At the same hearing, Rep. Chuck Edwards, R-N.C., pointed out that last year the U.S. Supreme Court “slapped EPA down” in West Virginia v. EPA for overstepping its authority in regulating power plants. “Isn’t EPA doing the exact same thing with these proposed EV rules?” he asked Steve Bradbury, testifying on behalf of the conservative Heritage Foundation.
“It really is remarkably similar,” Bradbury responded. “It’s a shift into a whole new technology, which is what they were trying to do with EPA’s Clean Power Plan.
“At issue are matters of life, liberty, and prosperity, and they are fundamentally political in nature. That is exactly why, under our constitutional republic, it is for Congress, and Congress alone, to make the monumental decisions that EPA is purporting to take upon itself in these proposed rules.”
Aligning the market
But the California Air Resources Board (CARB), which oversees the state’s ACT rule after which EPA’s Phase 3 rule was patterned, not only sees zero-emissions feasible for all heavy-duty trucks by 2045, it believes there’s room to be even more stringent.
“EPA should finalize this with bold targets for heavy duty zero-emission trucks extending to 2040,” according to CARB Executive Officer Steven Cliff, in commenting on EPA’s rule. “EPA should finalize a Phase 3 standard to push significantly more heavy-duty trucks than proposed. Heavy-duty zero-emission penetration in the final rule should be on par with the vehicle manufacturer targets that many major heavy-duty truck manufacturers have themselves been publicly stating.”
Speaking at the May 17 House Oversight Committee hearing, Rep. Melanie Stansbury, D-N.M., also pushed back on the notion that the trucking industry will not be able to meet EPA’s deadlines. “The industry is headed into the electrical market because that is the market of the future,” she said.

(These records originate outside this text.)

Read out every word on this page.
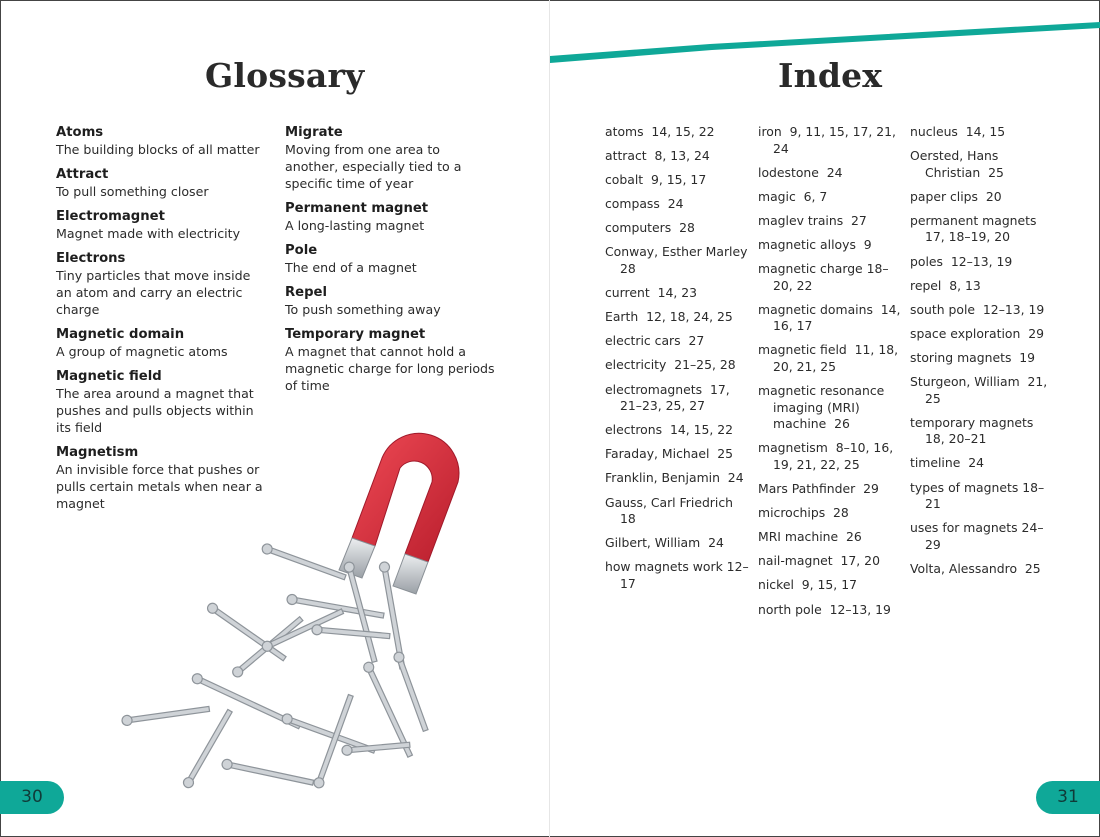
Glossary	Index
Atoms
The building blocks of all matter
Attract
To pull something closer
Electromagnet
Magnet made with electricity
Electrons
Tiny particles that move inside an atom and carry an electric charge
Magnetic domain
A group of magnetic atoms
Magnetic field
The area around a magnet that pushes and pulls objects within its field
Magnetism
An invisible force that pushes or pulls certain metals when near a magnet
Migrate
Moving from one area to another, especially tied to a specific time of year
Permanent magnet
A long-lasting magnet
Pole
The end of a magnet
Repel
To push something away
Temporary magnet
A magnet that cannot hold a magnetic charge for long periods of time
atoms  14, 15, 22
attract  8, 13, 24
cobalt  9, 15, 17
compass  24
computers  28
Conway, Esther Marley  28
current  14, 23
Earth  12, 18, 24, 25
electric cars  27
electricity  21–25, 28
electromagnets  17, 21–23, 25, 27
electrons  14, 15, 22
Faraday, Michael  25
Franklin, Benjamin  24
Gauss, Carl Friedrich 18
Gilbert, William  24
how magnets work 12–17
iron  9, 11, 15, 17, 21, 24
lodestone  24
magic  6, 7
maglev trains  27
magnetic alloys  9
magnetic charge 18–20, 22
magnetic domains  14, 16, 17
magnetic field  11, 18, 20, 21, 25
magnetic resonance imaging (MRI) machine  26
magnetism  8–10, 16, 19, 21, 22, 25
Mars Pathfinder  29
microchips  28
MRI machine  26
nail-magnet  17, 20
nickel  9, 15, 17
north pole  12–13, 19
nucleus  14, 15
Oersted, Hans Christian  25
paper clips  20
permanent magnets 17, 18–19, 20
poles  12–13, 19
repel  8, 13
south pole  12–13, 19
space exploration  29
storing magnets  19
Sturgeon, William  21, 25
temporary magnets 18, 20–21
timeline  24
types of magnets 18–21
uses for magnets 24–29
Volta, Alessandro  25
30	31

“This transition is crucial to our economy, crucial to our planet, and the significant legislation we passed in the last Congress is going to help make it possible for the transition to occur,” Stansbury said, referring to grants and tax incentives included in the Infrastructure Investment and Jobs Act and the Inflation Reduction Act.
Despite the challenges that he sees in the regulation, PGT’s Cox said his company will not be afraid to test the waters with a hydrogen electric vehicle, possibly before the year is over.
“Our view is someone has to start, and we would rather be on the head end than the tail end,” Cox said. “But at the same time, we’re a trucking company, which is a 5%-7% margin business, so it’s not like we can do things with cost impunity. At some point the economics are going to have to match.”